Come rendere, quindi, una performance portatrice di un certo pensiero ecologico, miccia per l’emersione di riflessioni sulla propria condizione presente e su nuovi futuri possibili? Proprio nel testo che accompagna Squid Dinner (2018) parlate, per esempio, di come il sublime tradizionale divida dicotomicamente natura e cultura, e, poi, più volte, della “tecnologia” come strumento capace di stabilire nuove convivenze ed equilibri meno polarizzati tra le due sfere…
Agnes Questionmark: In Squid Dinner due tonnellate di tufo romano erano state portate in galleria di The Orange Garden, dove un percorso inospitale tra sculture in ceramica e un ruscello d’acqua conduceva lo spettatore in una sala allagata, ricoperta di alghe e licheni.

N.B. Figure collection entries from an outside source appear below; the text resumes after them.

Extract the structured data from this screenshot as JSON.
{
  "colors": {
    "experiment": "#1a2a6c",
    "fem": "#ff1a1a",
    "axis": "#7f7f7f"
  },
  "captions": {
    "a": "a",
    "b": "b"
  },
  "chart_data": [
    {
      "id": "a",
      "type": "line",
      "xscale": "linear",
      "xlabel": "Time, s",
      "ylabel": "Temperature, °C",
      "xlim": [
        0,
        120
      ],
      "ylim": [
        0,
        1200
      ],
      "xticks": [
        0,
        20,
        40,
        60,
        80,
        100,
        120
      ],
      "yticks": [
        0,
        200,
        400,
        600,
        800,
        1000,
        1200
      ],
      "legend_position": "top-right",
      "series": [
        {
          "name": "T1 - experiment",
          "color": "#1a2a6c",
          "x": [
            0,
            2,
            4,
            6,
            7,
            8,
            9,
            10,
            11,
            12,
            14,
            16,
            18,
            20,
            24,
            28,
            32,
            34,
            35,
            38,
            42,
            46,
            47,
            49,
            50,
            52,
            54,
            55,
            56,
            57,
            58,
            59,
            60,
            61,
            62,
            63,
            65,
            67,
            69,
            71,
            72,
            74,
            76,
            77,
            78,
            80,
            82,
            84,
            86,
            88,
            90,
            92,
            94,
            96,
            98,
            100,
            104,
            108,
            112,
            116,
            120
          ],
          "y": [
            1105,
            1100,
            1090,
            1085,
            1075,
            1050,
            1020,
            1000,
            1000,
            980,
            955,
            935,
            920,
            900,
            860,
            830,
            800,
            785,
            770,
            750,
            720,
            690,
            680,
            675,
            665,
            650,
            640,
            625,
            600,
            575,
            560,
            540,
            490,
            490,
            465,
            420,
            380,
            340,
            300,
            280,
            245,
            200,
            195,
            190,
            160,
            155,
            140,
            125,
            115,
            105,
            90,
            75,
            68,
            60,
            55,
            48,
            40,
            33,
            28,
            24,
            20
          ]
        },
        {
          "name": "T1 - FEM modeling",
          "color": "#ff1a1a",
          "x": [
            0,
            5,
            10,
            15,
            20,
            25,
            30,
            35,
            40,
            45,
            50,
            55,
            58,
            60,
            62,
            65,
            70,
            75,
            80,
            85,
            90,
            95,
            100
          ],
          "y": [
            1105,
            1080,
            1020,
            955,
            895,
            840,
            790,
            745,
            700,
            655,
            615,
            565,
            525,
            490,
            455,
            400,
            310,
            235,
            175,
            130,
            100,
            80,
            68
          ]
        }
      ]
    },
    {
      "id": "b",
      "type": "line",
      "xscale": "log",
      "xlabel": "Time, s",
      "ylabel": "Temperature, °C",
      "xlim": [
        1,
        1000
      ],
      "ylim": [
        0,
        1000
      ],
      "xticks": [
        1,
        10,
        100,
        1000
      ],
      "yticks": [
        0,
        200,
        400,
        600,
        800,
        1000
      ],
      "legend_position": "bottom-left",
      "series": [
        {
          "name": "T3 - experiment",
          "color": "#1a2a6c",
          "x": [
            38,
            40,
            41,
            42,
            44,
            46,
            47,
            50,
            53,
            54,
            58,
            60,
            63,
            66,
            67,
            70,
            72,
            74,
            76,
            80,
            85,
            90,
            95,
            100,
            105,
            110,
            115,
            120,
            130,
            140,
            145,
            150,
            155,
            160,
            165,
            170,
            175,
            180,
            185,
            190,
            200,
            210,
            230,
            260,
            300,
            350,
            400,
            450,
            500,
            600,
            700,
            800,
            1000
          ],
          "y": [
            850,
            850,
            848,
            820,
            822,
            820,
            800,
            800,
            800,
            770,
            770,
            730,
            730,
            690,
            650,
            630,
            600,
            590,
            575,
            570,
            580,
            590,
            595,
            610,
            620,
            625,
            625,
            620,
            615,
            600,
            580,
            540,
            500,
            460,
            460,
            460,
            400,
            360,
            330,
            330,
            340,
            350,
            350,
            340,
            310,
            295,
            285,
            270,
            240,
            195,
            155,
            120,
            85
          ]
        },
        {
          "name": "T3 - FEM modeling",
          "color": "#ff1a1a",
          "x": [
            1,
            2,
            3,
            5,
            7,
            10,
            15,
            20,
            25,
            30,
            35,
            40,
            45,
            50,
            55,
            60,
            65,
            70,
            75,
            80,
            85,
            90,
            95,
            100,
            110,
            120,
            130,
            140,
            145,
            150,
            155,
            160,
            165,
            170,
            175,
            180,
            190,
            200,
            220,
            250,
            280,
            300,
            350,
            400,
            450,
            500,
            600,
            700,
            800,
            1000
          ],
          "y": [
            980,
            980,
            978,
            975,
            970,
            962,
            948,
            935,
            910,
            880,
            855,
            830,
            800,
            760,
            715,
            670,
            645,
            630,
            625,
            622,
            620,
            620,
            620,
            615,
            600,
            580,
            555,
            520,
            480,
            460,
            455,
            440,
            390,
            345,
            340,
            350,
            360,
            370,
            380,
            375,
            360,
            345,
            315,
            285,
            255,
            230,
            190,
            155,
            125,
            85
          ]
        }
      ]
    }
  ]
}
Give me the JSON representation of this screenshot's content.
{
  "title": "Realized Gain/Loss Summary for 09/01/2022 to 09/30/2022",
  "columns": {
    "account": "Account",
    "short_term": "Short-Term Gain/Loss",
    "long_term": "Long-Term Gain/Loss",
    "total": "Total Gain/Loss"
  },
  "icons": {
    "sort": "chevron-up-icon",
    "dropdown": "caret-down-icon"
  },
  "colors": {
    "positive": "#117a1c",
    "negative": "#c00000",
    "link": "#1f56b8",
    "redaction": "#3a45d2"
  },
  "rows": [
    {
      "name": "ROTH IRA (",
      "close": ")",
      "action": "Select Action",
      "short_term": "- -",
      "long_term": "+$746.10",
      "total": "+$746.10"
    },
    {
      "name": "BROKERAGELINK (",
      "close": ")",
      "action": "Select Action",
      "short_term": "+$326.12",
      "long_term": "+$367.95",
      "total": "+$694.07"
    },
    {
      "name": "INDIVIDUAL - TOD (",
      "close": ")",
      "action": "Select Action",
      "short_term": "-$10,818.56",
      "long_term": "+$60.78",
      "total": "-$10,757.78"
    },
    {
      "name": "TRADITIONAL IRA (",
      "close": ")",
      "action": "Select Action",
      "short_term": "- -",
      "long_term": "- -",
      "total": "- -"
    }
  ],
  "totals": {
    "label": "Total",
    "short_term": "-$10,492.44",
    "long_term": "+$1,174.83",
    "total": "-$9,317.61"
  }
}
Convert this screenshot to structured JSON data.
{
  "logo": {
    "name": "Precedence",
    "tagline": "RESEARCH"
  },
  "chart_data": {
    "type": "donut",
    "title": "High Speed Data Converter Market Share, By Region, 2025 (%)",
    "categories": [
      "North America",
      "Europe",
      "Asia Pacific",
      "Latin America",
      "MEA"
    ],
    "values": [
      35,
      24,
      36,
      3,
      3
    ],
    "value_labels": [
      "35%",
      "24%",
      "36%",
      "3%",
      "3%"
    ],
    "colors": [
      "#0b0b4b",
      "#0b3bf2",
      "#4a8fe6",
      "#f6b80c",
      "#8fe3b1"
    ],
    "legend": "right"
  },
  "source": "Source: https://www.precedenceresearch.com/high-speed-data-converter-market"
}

Ci sono io, tra le alghe, immersa totalmente in acqua ferma – per ora – ad aspettare. Sono lì che aspetto che qualcuno mi salvi o si butti con me. È una proiezione futura con un riferimento chiaro al nostro passato come abitanti marini. Per quanto fiabesca sia l’immagine, per molti è comunque inquietante e angosciosa. È possibile un futuro in acqua? Saremmo costretti un giorno a dover trattenere il respiro per sempre? Siamo pronti a un cambiamento radicale della nostra vita terrestre? E poi, come saremmo in acqua? Quali sarebbero le nostre forme e morfologie da esseri acquatici? Durante le mie performance, il mio corpo diventa veicolo politico che trasporta lo spettatore in uno stadio di confusione e interrogazione. Come scrive Lucrezio in De rerum natura, è dalla terraferma che lo spettatore contempla il naufragio ed è proprio perché i suoi piedi toccano terra che riesce a percepire l’evento come tragedia. Da una prospettiva privilegiata e salva si può percepire il tragico: è lo stesso concetto che sta dietro al teatro. La mia domanda è: come faccio a portare lo spettatore in acqua? a far sì che si butti e prenda parte al naufragio? Per Cousteau, gli avanzamenti tecnologici ci avrebbero portati ormai a vivere la maggior parte del nostro tempo sott’acqua. Purtroppo l’oceano è ancora luogo alieno e inesplorato. Il progetto Nemo’s Garden[3], si sta già preparando a un apocalisse, esplorando l’idea di crescere le piante sott’acqua. In America, Project CETI[4] sta sviluppando un’intelligenza artificiale che possa non solo tradurre le conversazioni tra cetacei ma anche rispondere ed entrare in comunicazione con loro. Questi sono solo alcuni dei molti progetti innovativi che spingono l’umano a creare un rapporto simbiotico con il resto delle creature marine e terrestri, per portare avanti nuove soluzioni e compromessi con l’inumano. Su Marte lasciateci i fascisti, io rimango aliena sulla Terra.
Alessia Baranello
[1]Per ulteriori considerazioni sui freak show si veda R. Lorenz, 7 Methods of a Freak Theory of Contemporary Art in Kiss My Genders, Hayward Gallery Publishing, Londra 2019.
[2] Il ciclo di Earthsea è una serie di romanzi e racconti della scrittrice Ursula K. Le Guin, la cui pubblicazione va dal 1968, con il primo volume Il Mago di Earthsea, al 2001.
[3] http://www.nemosgarden.com
[4] https://www.projectceti.org
Info:
Alessia Baranello (Campobasso, 1998) è una curatrice indipendente. La sua ricerca si concentra sul legame tra arti visive e questioni storiche, sociali ed economiche, con un’attenzione verso pratiche espositive sperimentali. Scrive di arte contemporanea, cultural e memory studies. È stata co-curatrice della residenza per artisti Uva Programme (Nizza Monferrato, luglio 2022) ed è co-fondatrice del duo curatoriale Scania Trasporti.